The Gerontologist ha pubblicato uno studio che vede 103 partecipanti tra i 18 e i 30 anni e i 60 e 75.
Queste persone dovevano memorizzare una serie di volti associate ai rispettivi nomi.
Alcuni di loro hanno svolto il compito ascoltando musica jazz, classica, blues ed elettronica … insomma strumentale perchè i testi avrebbero causato distrazione, mentre gli altri hanno scelto in silenzio.

E se i giovani non si sono deconcentrati nonostante i suoni, le persone un po’ più anziane hanno trovato maggiori difficoltà a concentrarsi.
Pare infatti che i giovani siano più abituati ad esperienze multitasking soprattutto legate alla musica per via dell’ampio utilizzo di device come smartphone e simili.
Un altro studio ha chiesto ai partecipanti di filtrare ogni tipo di informazione non richiesta al momento, come, per esempio, eliminare la musica sottofondo: un’operazione che i soggetti più anziani hanno affrontato con più fatica.
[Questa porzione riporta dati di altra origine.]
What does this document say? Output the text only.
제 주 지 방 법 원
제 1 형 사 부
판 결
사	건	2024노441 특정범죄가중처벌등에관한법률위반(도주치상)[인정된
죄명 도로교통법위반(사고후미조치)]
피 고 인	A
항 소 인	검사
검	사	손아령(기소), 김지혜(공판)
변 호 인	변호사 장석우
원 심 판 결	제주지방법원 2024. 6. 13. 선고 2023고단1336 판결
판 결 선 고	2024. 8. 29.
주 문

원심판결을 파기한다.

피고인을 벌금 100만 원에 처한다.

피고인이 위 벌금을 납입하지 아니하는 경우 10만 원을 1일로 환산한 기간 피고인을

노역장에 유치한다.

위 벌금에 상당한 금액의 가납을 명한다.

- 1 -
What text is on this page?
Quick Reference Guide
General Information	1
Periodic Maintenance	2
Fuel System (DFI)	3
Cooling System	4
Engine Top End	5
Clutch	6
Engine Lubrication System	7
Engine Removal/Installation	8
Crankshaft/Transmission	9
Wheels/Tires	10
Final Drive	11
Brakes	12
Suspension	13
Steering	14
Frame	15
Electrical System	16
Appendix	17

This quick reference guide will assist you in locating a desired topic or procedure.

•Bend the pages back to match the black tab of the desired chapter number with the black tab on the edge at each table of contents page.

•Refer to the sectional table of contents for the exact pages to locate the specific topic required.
Le persone che lavorano davanti al Pc però possono sicuramente confermare, nonostante gli studi, che la musica è un buon aiuto per arrivare a fine giornata con meno stress e più motivati.
La musica è una grande compagna durante l’esecuzione di operazioni ripetitive, in particolare di quelle che non richiedono molta attenzione.
Esistono sul web anche stazioni di web radio che stimolano la creatività, senza distrarre chi deve produrre.

L’importante è riconoscere che la musica rende tutto più sopportabile.

Da far leggere al capo?!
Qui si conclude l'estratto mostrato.